The Pizarro family said they would not give any comment for now.
The NBI later started a parallel probe after the Pizzaro family approached them.
NBI spokesperson Ferdinand Lavin said the NBI forensics team was able to confirm the former magistrate's identity when results of the DNA test came out on Saturday.
At the time the cadaver was recovered, Lavin said the fingers were “missing” and the right hand was “cut off” while the corpse itself was deteriorating.
“This is precisely to have difficulty in identifying the cadaver,” he said.
With the retired justice’s fingers missing, the NBI resorted to other means to try to identify the cadaver.
They tried forensic odontology or using dental science but hit a dead end when they learned his dental records when he was Court of Appeals justice were incomplete.
The NBI then resorted to DNA testing by taking swab samples from the black car Pizarro was using at the time of his disappearance and comparing it with the DNA from the femur (thigh bone) of the cadaver and DNA samples from Pizarro’s 2 sons.
“We wanted to be really sure. Our doctors also earlier told us na ito 'yung measurements ng human body, 'yung height-wise, 'yung size (that these are the measurements of the human body, the height, the size). So we thought of going to the DNA to be very sure about it,” he said.
“And we found a 99.99% match. Very high probability,” he added.
The NBI also reviewed CCTV footage of the hotel as well as cellphone signals and was able to establish a brief timeline of what happened:
- At 10:30 am, Pizarro left the Midori Hotel
- He went out of Clark but came back to pick up a man within the vicinity
- After a few hours, Pizarro’s cellphone signal was lost, last traced to Bamban, Tarlac, a town away from Capas where his cadaver was later recovered
- Pizarro’s car was spotted in San Simon, Pampanga that same afternoon; police later said there were blood stains
Lavin said the NBI is now looking at 3 persons of interest. One of them was the last person seen with Pizarro who apparently owed him money. The two met at a casino in August.
He added that one of Pizarro’s children identified the person of interest, who is now cooperating with the NBI, assisted by a lawyer.
Justice Secretary Menardo Guevarra, on the other hand, said the NBI is looking at 4 persons of interest including one who is “willing to divulge what he knows.”
“I would say siguro in mga (maybe in a) few more days or weeks, we could crack this case. This is already a good breakthrough for us, iyung identification, kasi you can just imagine kung 'yung na-recover hindi 'yun (the identification, because you can just imagine if the body that was recovered was not him),” Lavin said.
Lavin, however, said the NBI is still building the case and it’s too early to determine the motive.
Aside from the debt angle, the NBI is not ruling out other possible motives, including high-profile cases Pizarro handled.
CONTROVERSIAL CA JUSTICE
Pizarro, who retired in 2018 a year ahead of his mandatory retirement, is a controversial justice.

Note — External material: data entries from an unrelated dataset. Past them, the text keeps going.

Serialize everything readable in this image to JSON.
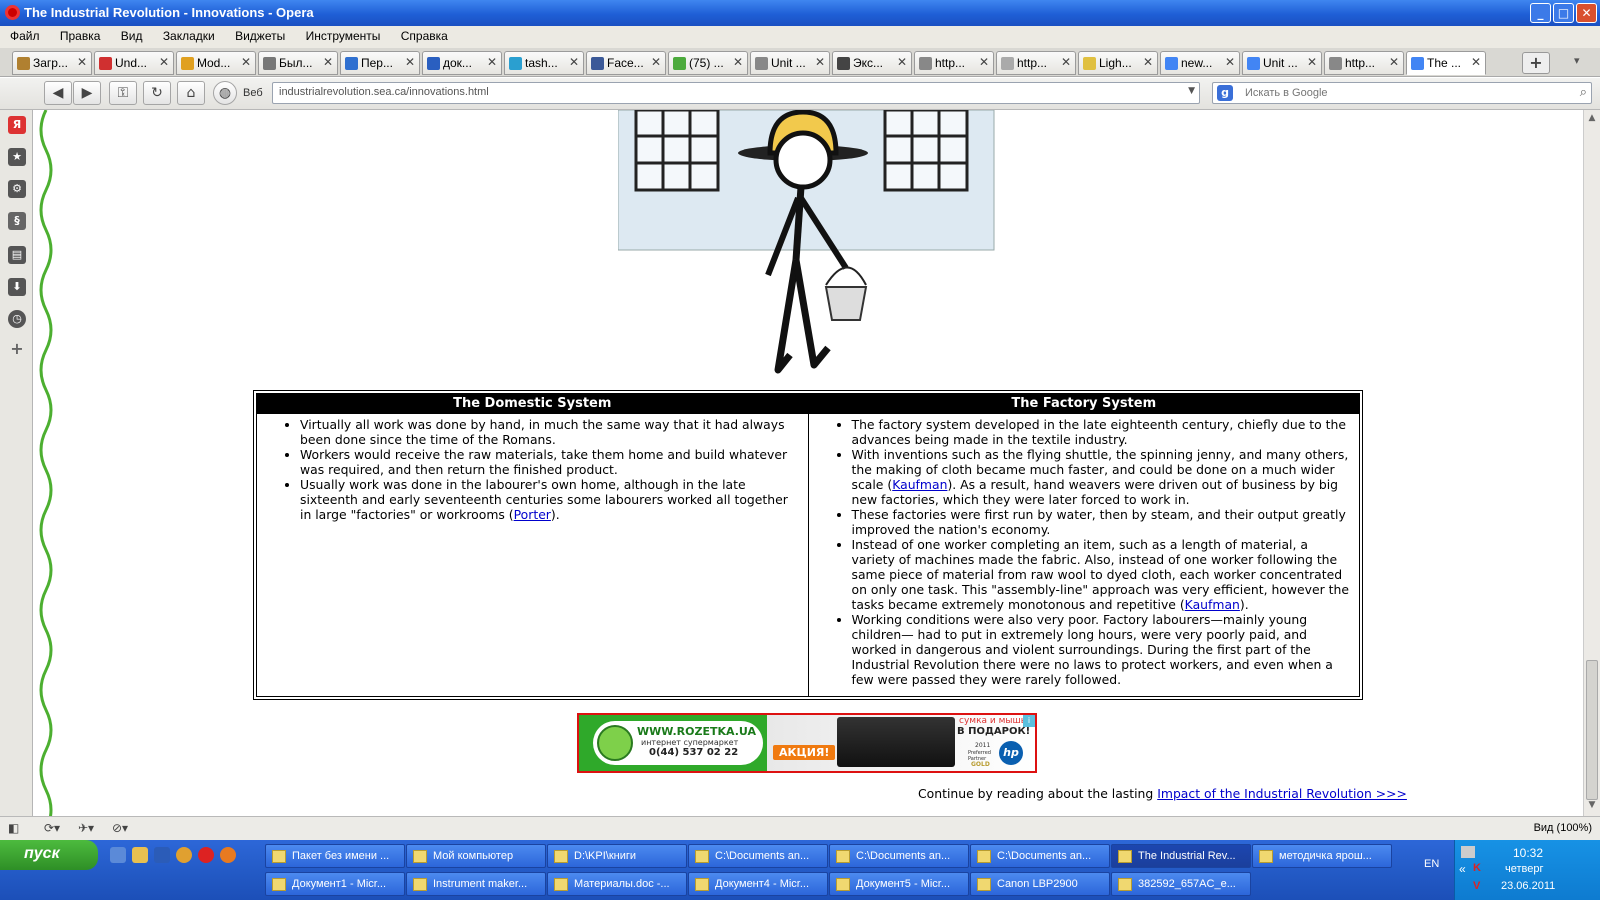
{
  "window": {
    "title": "The Industrial Revolution - Innovations - Opera"
  },
  "menu": [
    "Файл",
    "Правка",
    "Вид",
    "Закладки",
    "Виджеты",
    "Инструменты",
    "Справка"
  ],
  "tabs": [
    {
      "label": "Загр...",
      "icon_color": "#b08030",
      "icon": "document-icon"
    },
    {
      "label": "Und...",
      "icon_color": "#d03030",
      "icon": "site-icon"
    },
    {
      "label": "Mod...",
      "icon_color": "#e0a020",
      "icon": "site-icon"
    },
    {
      "label": "Был...",
      "icon_color": "#777777",
      "icon": "ex-icon"
    },
    {
      "label": "Пер...",
      "icon_color": "#3070d0",
      "icon": "translate-icon"
    },
    {
      "label": "док...",
      "icon_color": "#2a5fc0",
      "icon": "site-icon"
    },
    {
      "label": "tash...",
      "icon_color": "#2a9fd0",
      "icon": "site-icon"
    },
    {
      "label": "Face...",
      "icon_color": "#3b5998",
      "icon": "facebook-icon"
    },
    {
      "label": "(75) ...",
      "icon_color": "#4caa3c",
      "icon": "site-icon"
    },
    {
      "label": "Unit ...",
      "icon_color": "#888888",
      "icon": "page-icon"
    },
    {
      "label": "Экс...",
      "icon_color": "#444444",
      "icon": "grid-icon"
    },
    {
      "label": "http...",
      "icon_color": "#888888",
      "icon": "page-icon"
    },
    {
      "label": "http...",
      "icon_color": "#aaaaaa",
      "icon": "loading-icon"
    },
    {
      "label": "Ligh...",
      "icon_color": "#e0c040",
      "icon": "site-icon"
    },
    {
      "label": "new...",
      "icon_color": "#4285f4",
      "icon": "google-icon"
    },
    {
      "label": "Unit ...",
      "icon_color": "#4285f4",
      "icon": "google-icon"
    },
    {
      "label": "http...",
      "icon_color": "#888888",
      "icon": "page-icon"
    },
    {
      "label": "The ...",
      "icon_color": "#4285f4",
      "icon": "google-icon"
    }
  ],
  "toolbar": {
    "web_label": "Веб",
    "url": "industrialrevolution.sea.ca/innovations.html",
    "search_placeholder": "Искать в Google"
  },
  "page": {
    "domestic": {
      "header": "The Domestic System",
      "items": [
        {
          "text": "Virtually all work was done by hand, in much the same way that it had always been done since the time of the Romans."
        },
        {
          "text": "Workers would receive the raw materials, take them home and build whatever was required, and then return the finished product."
        },
        {
          "pre": "Usually work was done in the labourer's own home, although in the late sixteenth and early seventeenth centuries some labourers worked all together in large \"factories\" or workrooms (",
          "link": "Porter",
          "post": ")."
        }
      ]
    },
    "factory": {
      "header": "The Factory System",
      "items": [
        {
          "text": "The factory system developed in the late eighteenth century, chiefly due to the advances being made in the textile industry."
        },
        {
          "pre": "With inventions such as the flying shuttle, the spinning jenny, and many others, the making of cloth became much faster, and could be done on a much wider scale (",
          "link": "Kaufman",
          "post": "). As a result, hand weavers were driven out of business by big new factories, which they were later forced to work in."
        },
        {
          "text": "These factories were first run by water, then by steam, and their output greatly improved the nation's economy."
        },
        {
          "pre": "Instead of one worker completing an item, such as a length of material, a variety of machines made the fabric. Also, instead of one worker following the same piece of material from raw wool to dyed cloth, each worker concentrated on only one task. This \"assembly-line\" approach was very efficient, however the tasks became extremely monotonous and repetitive (",
          "link": "Kaufman",
          "post": ")."
        },
        {
          "text": "Working conditions were also very poor. Factory labourers—mainly young children— had to put in extremely long hours, were very poorly paid, and worked in dangerous and violent surroundings. During the first part of the Industrial Revolution there were no laws to protect workers, and even when a few were passed they were rarely followed."
        }
      ]
    },
    "ad": {
      "site": "WWW.ROZETKA.UA",
      "tagline": "интернет супермаркет",
      "phone": "0(44) 537 02 22",
      "promo": "АКЦИЯ!",
      "gift": "сумка и мышь",
      "gift2": "В ПОДАРОК!",
      "year": "2011",
      "partner": "Preferred Partner",
      "gold": "GOLD",
      "brand": "hp"
    },
    "continue": {
      "text": "Continue by reading about the lasting ",
      "link": "Impact of the Industrial Revolution >>>"
    }
  },
  "status": {
    "zoom": "Вид (100%)"
  },
  "taskbar": {
    "start": "пуск",
    "row1": [
      "Пакет без имени ...",
      "Мой компьютер",
      "D:\\KPI\\книги",
      "C:\\Documents an...",
      "C:\\Documents an...",
      "C:\\Documents an...",
      "The Industrial Rev...",
      "методичка ярош..."
    ],
    "row2": [
      "Документ1 - Micr...",
      "Instrument maker...",
      "Материалы.doc -...",
      "Документ4 - Micr...",
      "Документ5 - Micr...",
      "Canon LBP2900",
      "382592_657AC_e..."
    ],
    "lang": "EN",
    "time": "10:32",
    "day": "четверг",
    "date": "23.06.2011"
  }
}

He junked the murder case against former Palawan Governor Joel Reyes who was accused of killing Palawan-based environmentalist and radio host Dr. Gerry Ortega.

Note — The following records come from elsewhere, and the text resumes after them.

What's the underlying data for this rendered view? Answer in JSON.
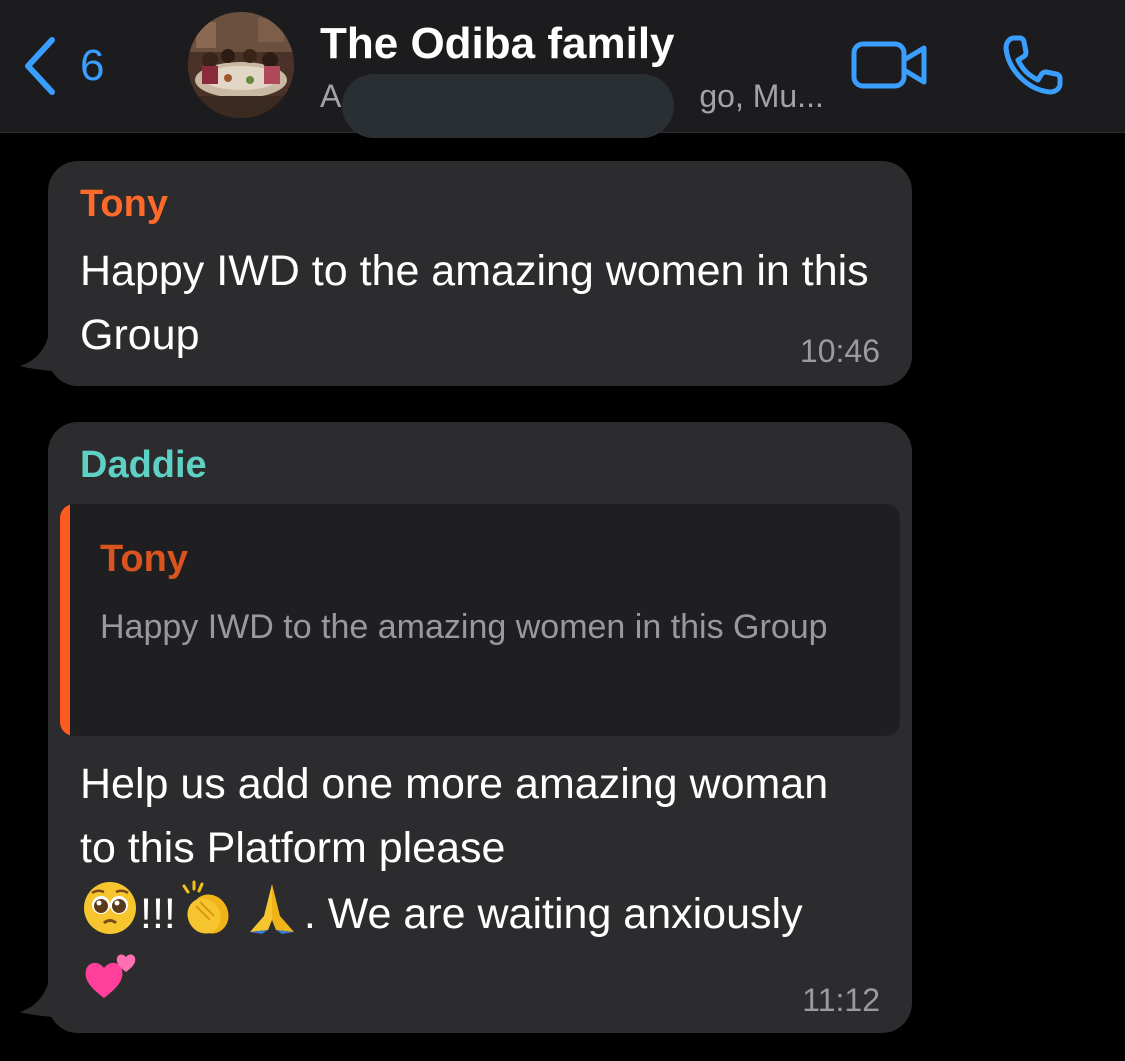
{
  "header": {
    "back_count": "6",
    "title": "The Odiba family",
    "subtitle_start": "A",
    "subtitle_end": "go, Mu...",
    "back_icon": "chevron-left-icon",
    "video_icon": "video-camera-icon",
    "call_icon": "phone-icon"
  },
  "colors": {
    "accent": "#3a9eff",
    "header_bg": "#1c1c1e",
    "bubble_bg": "#2c2c2e",
    "tony": "#ff6a2b",
    "daddie": "#5fd1c4"
  },
  "messages": [
    {
      "sender": "Tony",
      "text": "Happy IWD to the amazing women in this Group",
      "time": "10:46"
    },
    {
      "sender": "Daddie",
      "reply_to": {
        "sender": "Tony",
        "text": "Happy IWD to the amazing women in this Group"
      },
      "text_line1": "Help us add one more amazing woman to this Platform please",
      "text_mid": "!!!",
      "text_line3": ". We are waiting anxiously",
      "emojis": [
        "pleading-face-icon",
        "clapping-hands-icon",
        "folded-hands-icon",
        "two-hearts-icon"
      ],
      "time": "11:12"
    }
  ]
}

The Court of Appeals, however, reversed the ruling and reinstated the murder charge in November 2019.
Pizarro also acquitted Janet Lim Napoles of serious illegal detention based on reasonable doubt in May 2017 and rejected a Hawaiian court ruling awarding $2 billion in compensation to Martial Law victims.
In April 2018, the Supreme Court fined him P100,000 for conduct unbecoming of a member of the judiciary over instances of gambling in a casino.